Longwood & Trim

Longwood

Hotwell at Ballinakill is dedicated to St. Brigid and 15th August is its Patron Day. It was known up to a generation ago by its Irish name of Tobar a' Gora. Its water is reputed to be always warm even when the surrounding country is under frost and snow. This well was once dedicated to St. Ultan. Ballina­kill was the last home of the Kindelans -the O Ciondealbháin - former Kings of Laoire and patrons of St. Ultan's monastery at Ardbraccan. It is natural that they should have dedi­cated the well at Ballinakill to the same patron. Since having been driven into exile in Spain in the seventeenth century they have kept the name and devo­tion to Ultan alive from generation to generation. In recent years members of this great old Gaelic family have visited both Tobar a' Gora and St. Ultan's Well at Ardbraccan.

Trim

The well at St. Loman's Street in the town is the oldest and the best documented of all Trim wells. While Patrick was preaching at Tara, his nephew, Loman, sailed up the river to the Ford of Trim, his boat being guided by the Lord. The story is recorded in the Book of Armagh, and is said to derive from an earlier account by St. Ultan of Ardbraccan, who in turn had it from Patrick's contemporaries. Here is the translation of the Latin as given by the late Canon Athey in Ríocht na Mídhe in 1955:

"He arrived in his boat against the flow of the river, as far as the Ford of Trim, at the door of the house of Feidhlimidh (pronounced Phelimy), the son of Laoire (the High King). And when it was morning, Foirtchern, son of Feidhlimidh, found him reciting the Gospel, and wonder­ing at the Gospel and its doctrine, immediately believed; and there being an open fountain at that place, he was baptised in Christ by Loman."

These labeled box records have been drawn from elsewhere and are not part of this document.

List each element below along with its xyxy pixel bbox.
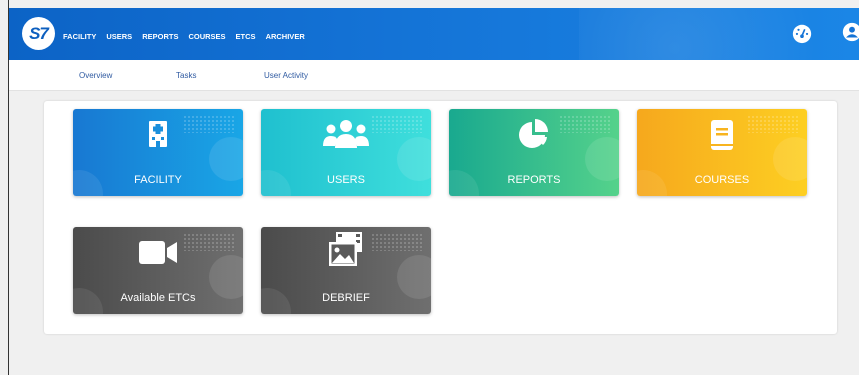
tile-facility-label: FACILITY: [134, 174, 182, 186]
subnav-overview[interactable]: Overview: [79, 71, 112, 80]
pie-chart-icon: [519, 119, 548, 148]
tile-courses[interactable]: COURSES: [637, 109, 807, 196]
book-icon: [711, 120, 733, 150]
tile-available-etcs-label: Available ETCs: [120, 292, 196, 304]
nav-facility[interactable]: FACILITY: [63, 32, 96, 41]
subnav-user-activity[interactable]: User Activity: [264, 71, 308, 80]
tile-reports-label: REPORTS: [507, 174, 561, 186]
tile-courses-label: COURSES: [694, 174, 750, 186]
main-navigation: FACILITY USERS REPORTS COURSES ETCS ARCH…: [63, 32, 315, 41]
tile-reports[interactable]: REPORTS: [449, 109, 619, 196]
users-group-icon: [323, 120, 369, 148]
dashboard-gauge-icon[interactable]: [791, 22, 813, 44]
tile-dots-pattern: [371, 233, 423, 251]
nav-archiver[interactable]: ARCHIVER: [266, 32, 305, 41]
tile-dots-pattern: [747, 115, 799, 133]
user-account-icon[interactable]: [841, 21, 859, 43]
tiles-panel: FACILITY USERS REPORTS COURSES Available…: [44, 101, 837, 334]
sub-navigation: Overview Tasks User Activity: [9, 60, 859, 91]
media-gallery-icon: [329, 232, 362, 266]
tile-dots-pattern: [559, 115, 611, 133]
nav-etcs[interactable]: ETCS: [236, 32, 256, 41]
tile-users[interactable]: USERS: [261, 109, 431, 196]
nav-users[interactable]: USERS: [106, 32, 132, 41]
video-camera-icon: [139, 241, 177, 264]
tile-dots-pattern: [183, 233, 235, 251]
tile-debrief[interactable]: DEBRIEF: [261, 227, 431, 314]
app-logo[interactable]: S7: [22, 17, 55, 50]
tile-facility[interactable]: FACILITY: [73, 109, 243, 196]
tile-dots-pattern: [371, 115, 423, 133]
tile-debrief-label: DEBRIEF: [322, 292, 370, 304]
hospital-building-icon: [149, 121, 167, 147]
tile-users-label: USERS: [327, 174, 365, 186]
top-header-bar: S7 FACILITY USERS REPORTS COURSES ETCS A…: [9, 8, 859, 60]
nav-courses[interactable]: COURSES: [188, 32, 225, 41]
tile-dots-pattern: [183, 115, 235, 133]
tile-available-etcs[interactable]: Available ETCs: [73, 227, 243, 314]
nav-reports[interactable]: REPORTS: [142, 32, 178, 41]
subnav-tasks[interactable]: Tasks: [176, 71, 196, 80]
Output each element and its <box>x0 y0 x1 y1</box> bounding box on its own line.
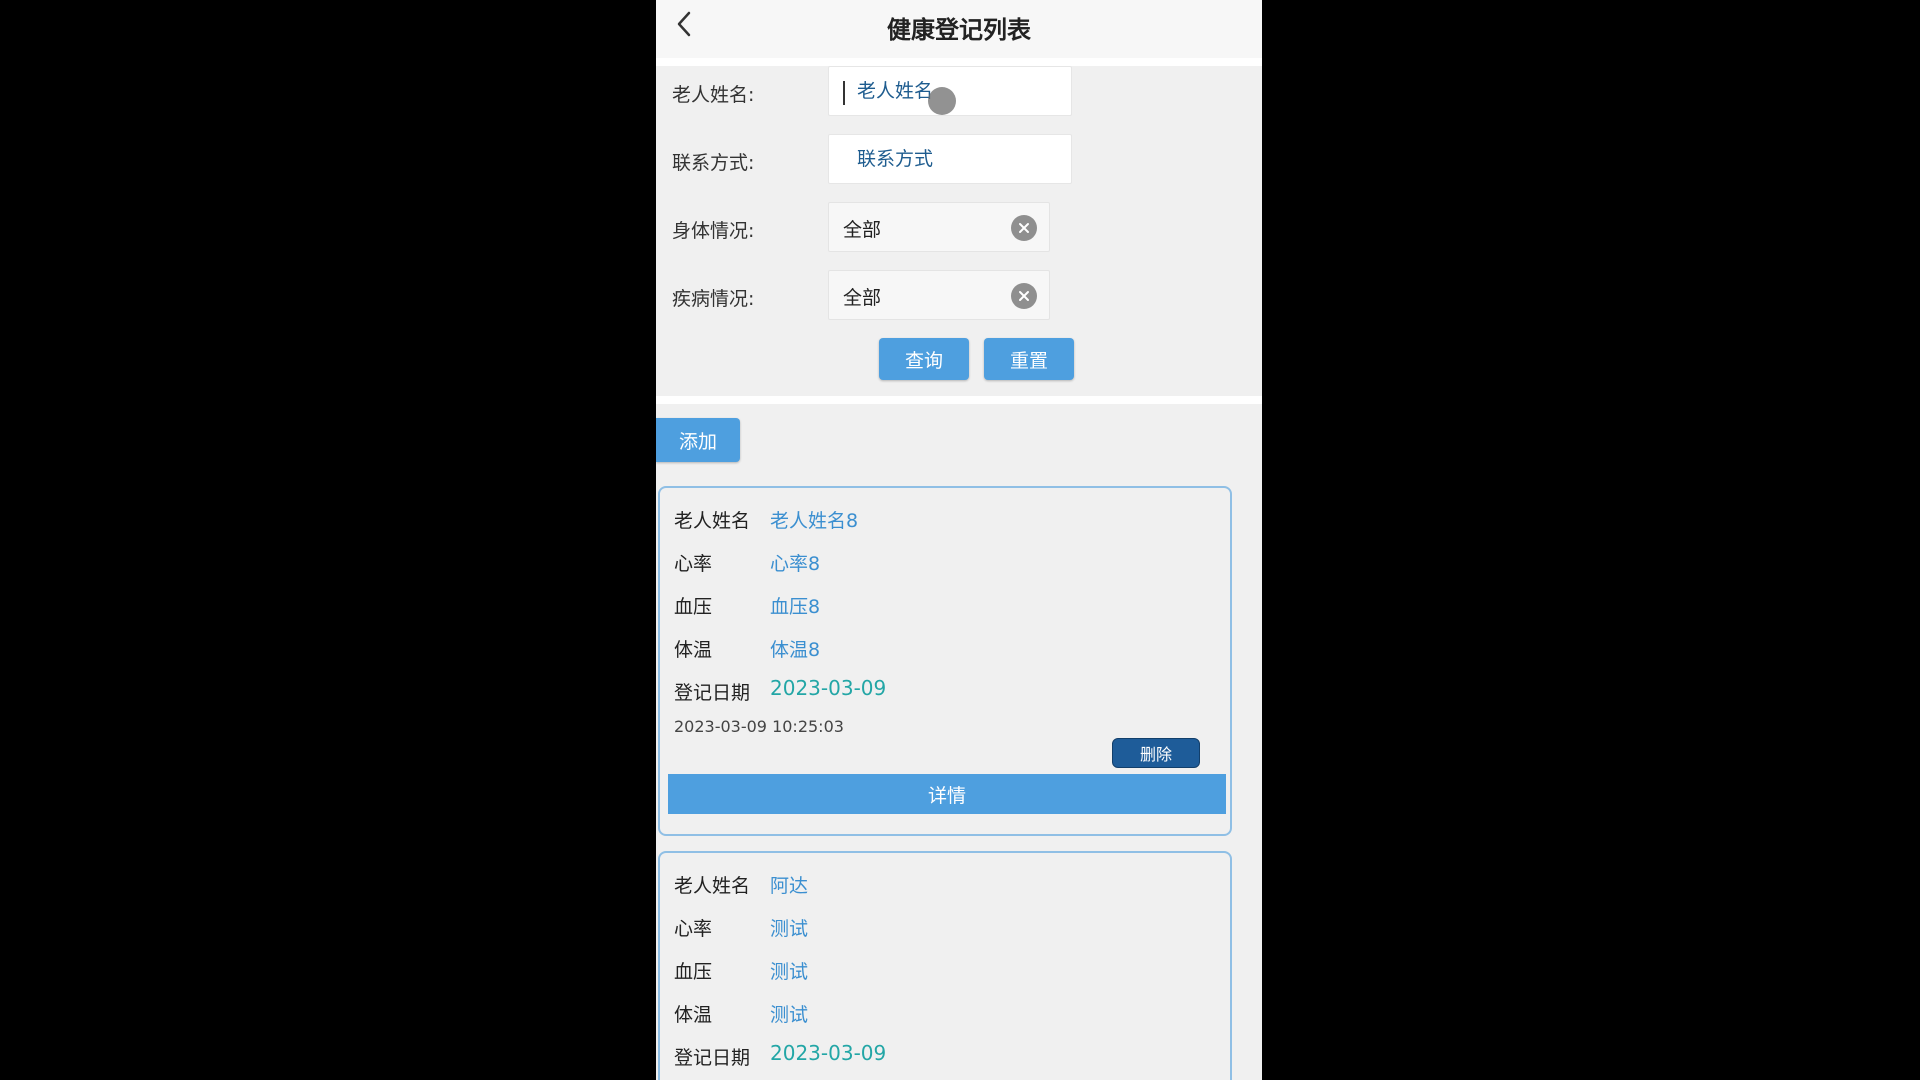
elder-name-value: 老人姓名8 <box>770 510 859 532</box>
reset-button[interactable]: 重置 <box>984 338 1074 380</box>
record-card: 老人姓名 阿达 心率 测试 血压 测试 体温 测试 登记日期 2023-03-0… <box>658 851 1232 1080</box>
field-label: 老人姓名 <box>674 875 751 897</box>
clear-icon[interactable] <box>1011 283 1037 309</box>
delete-button[interactable]: 删除 <box>1112 738 1200 768</box>
blood-pressure-value: 测试 <box>770 961 809 983</box>
divider <box>656 58 1262 66</box>
field-label: 血压 <box>674 596 713 618</box>
clear-icon[interactable] <box>1011 215 1037 241</box>
field-label: 登记日期 <box>674 682 751 704</box>
top-bar: 健康登记列表 <box>656 0 1262 58</box>
field-label: 体温 <box>674 1004 713 1026</box>
field-label: 体温 <box>674 639 713 661</box>
divider <box>656 396 1262 404</box>
add-button[interactable]: 添加 <box>656 418 740 462</box>
blood-pressure-value: 血压8 <box>770 596 821 618</box>
contact-input[interactable] <box>828 134 1072 184</box>
disease-select[interactable]: 全部 <box>828 270 1050 320</box>
name-label: 老人姓名: <box>672 84 755 106</box>
temperature-value: 体温8 <box>770 639 821 661</box>
body-condition-label: 身体情况: <box>672 220 755 242</box>
temperature-value: 测试 <box>770 1004 809 1026</box>
page-title: 健康登记列表 <box>887 16 1031 44</box>
field-label: 心率 <box>674 553 713 575</box>
field-label: 心率 <box>674 918 713 940</box>
reg-date-value: 2023-03-09 <box>770 1041 887 1065</box>
contact-label: 联系方式: <box>672 152 755 174</box>
created-time: 2023-03-09 10:25:03 <box>674 717 844 736</box>
record-card: 老人姓名 老人姓名8 心率 心率8 血压 血压8 体温 体温8 登记日期 202… <box>658 486 1232 836</box>
field-label: 登记日期 <box>674 1047 751 1069</box>
query-button[interactable]: 查询 <box>879 338 969 380</box>
reg-date-value: 2023-03-09 <box>770 676 887 700</box>
heart-rate-value: 心率8 <box>770 553 821 575</box>
body-condition-value: 全部 <box>843 219 882 241</box>
elder-name-value: 阿达 <box>770 875 809 897</box>
heart-rate-value: 测试 <box>770 918 809 940</box>
body-condition-select[interactable]: 全部 <box>828 202 1050 252</box>
disease-value: 全部 <box>843 287 882 309</box>
text-caret <box>843 81 845 105</box>
detail-button[interactable]: 详情 <box>668 774 1226 814</box>
phone-screen: 健康登记列表 老人姓名: 联系方式: 身体情况: 全部 疾病情况: 全部 查询 … <box>656 0 1262 1080</box>
touch-indicator <box>928 87 956 115</box>
disease-label: 疾病情况: <box>672 288 755 310</box>
field-label: 血压 <box>674 961 713 983</box>
field-label: 老人姓名 <box>674 510 751 532</box>
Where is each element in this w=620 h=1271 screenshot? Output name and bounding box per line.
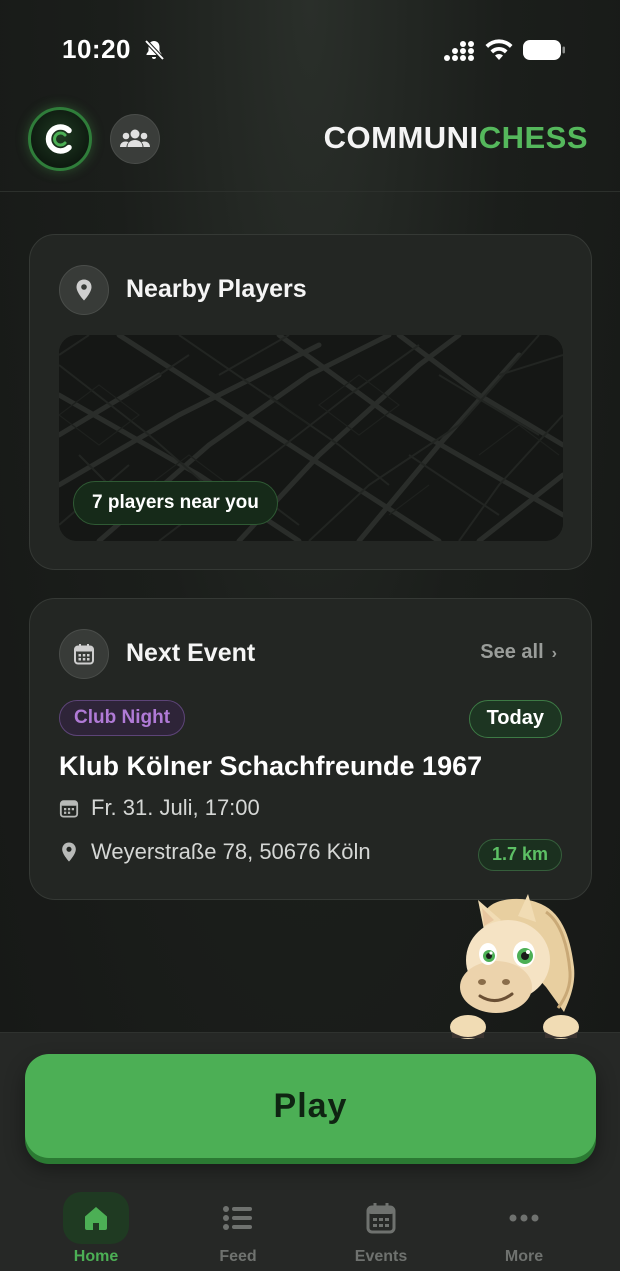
event-address-row: Weyerstraße 78, 50676 Köln xyxy=(59,839,371,865)
chevron-right-icon: › xyxy=(551,645,557,662)
home-icon xyxy=(85,1207,107,1230)
wifi-icon xyxy=(485,39,513,60)
battery-icon xyxy=(523,40,565,60)
event-address: Weyerstraße 78, 50676 Köln xyxy=(91,839,371,864)
communichess-logo-icon xyxy=(45,124,72,154)
tab-home-label: Home xyxy=(73,1248,119,1265)
event-category-tag: Club Night xyxy=(59,700,186,736)
location-pin-icon xyxy=(76,279,92,301)
horse-mascot-icon[interactable] xyxy=(446,892,586,1042)
calendar-tab-icon xyxy=(366,1203,396,1234)
calendar-icon xyxy=(74,644,94,665)
calendar-tab-icon-wrap xyxy=(348,1192,414,1244)
bottom-tab-bar: Home Feed Events More xyxy=(0,1180,620,1271)
players-near-badge[interactable]: 7 players near you xyxy=(73,481,278,525)
calendar-icon-wrap xyxy=(59,629,109,679)
list-icon xyxy=(223,1206,252,1230)
status-time: 10:20 xyxy=(62,34,131,64)
nearby-players-title: Nearby Players xyxy=(126,275,307,303)
tab-home[interactable]: Home xyxy=(36,1180,156,1271)
tab-feed-label: Feed xyxy=(219,1248,257,1265)
next-event-title: Next Event xyxy=(126,639,256,667)
small-location-pin-icon xyxy=(62,842,76,862)
event-date-row: Fr. 31. Juli, 17:00 xyxy=(59,795,260,821)
see-all-label: See all xyxy=(480,641,544,663)
event-today-badge: Today xyxy=(468,700,562,738)
event-distance-badge: 1.7 km xyxy=(477,839,562,871)
profile-logo-button[interactable] xyxy=(28,107,92,171)
next-event-card[interactable]: Next Event See all › Club Night Today Klu… xyxy=(29,598,592,900)
location-pin-icon-wrap xyxy=(59,265,109,315)
small-calendar-icon xyxy=(59,800,79,818)
tab-events-label: Events xyxy=(354,1248,408,1265)
tab-feed[interactable]: Feed xyxy=(178,1180,298,1271)
app-header: COMMUNICHESS xyxy=(0,100,620,192)
people-group-icon xyxy=(120,129,150,147)
community-button[interactable] xyxy=(110,114,160,164)
nearby-map[interactable]: 7 players near you xyxy=(59,335,563,541)
tab-events[interactable]: Events xyxy=(321,1180,441,1271)
brand-part-communi: COMMUNI xyxy=(323,120,479,155)
more-dots-icon-wrap xyxy=(491,1192,557,1244)
list-icon-wrap xyxy=(205,1192,271,1244)
nearby-players-card[interactable]: Nearby Players 7 players near you xyxy=(29,234,592,570)
more-dots-icon xyxy=(509,1214,539,1222)
event-date: Fr. 31. Juli, 17:00 xyxy=(91,795,260,820)
bell-muted-icon xyxy=(144,39,165,61)
home-icon-wrap xyxy=(63,1192,129,1244)
cellular-signal-icon xyxy=(444,41,474,61)
brand-wordmark: COMMUNICHESS xyxy=(324,120,588,156)
tab-more-label: More xyxy=(504,1248,544,1265)
see-all-link[interactable]: See all › xyxy=(480,641,557,664)
brand-part-chess: CHESS xyxy=(478,120,588,155)
tab-more[interactable]: More xyxy=(464,1180,584,1271)
play-button[interactable]: Play xyxy=(25,1054,596,1158)
event-name[interactable]: Klub Kölner Schachfreunde 1967 xyxy=(59,751,482,782)
status-bar: 10:20 xyxy=(0,0,620,100)
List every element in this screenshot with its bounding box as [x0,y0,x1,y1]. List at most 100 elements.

So began the first Christian town in Ireland - the Town of the Ford of the Elders.

Two other wells close to Trim, at Tullaghanogue and Iskaroon, have identical inscriptions, "Pray for the soule of Robert, Lord Baron of Trimblestowne, 1687." The date is two years after the accession of James II to the throne of England, when the Catholic lords were beginning to repair churches and other places of devotion neg­lected and desecrated during the previous century of religious intoler­ance. Within four years their hopes were dashed by James' defeat at the Boyne, and it was to be over a hun­dred years before any Catholic churches were erected.

When that time came the population was best served by buildings in the modern villages, and so the old sites like Tullaghanogue and Iskaroon were never rescued from oblivion. In the popular mind, however, they remained sacred places, and their waters are still sought as cures to this day.

Tullaghanogue is dedicated to St. Nicholas, and the old church be­longed to the Priory of St. John the Baptist at Newtown (Trim). In Dean Cogan's time - over one hundred and fifty years ago - there

was a ruin measuring 54 feet by 25 feet, which has since completely disappear­ed. The dedication to St. Nicholas is interesting. As the various tribes of Norsemen were gradually being con­verted to Christianity they wanted to adopt patron saints, and having no saints of their own, they chose apostles, evangelists, or saints who were particularly popular in Christian Europe at that time. Among these latter were St. Nicholas, St.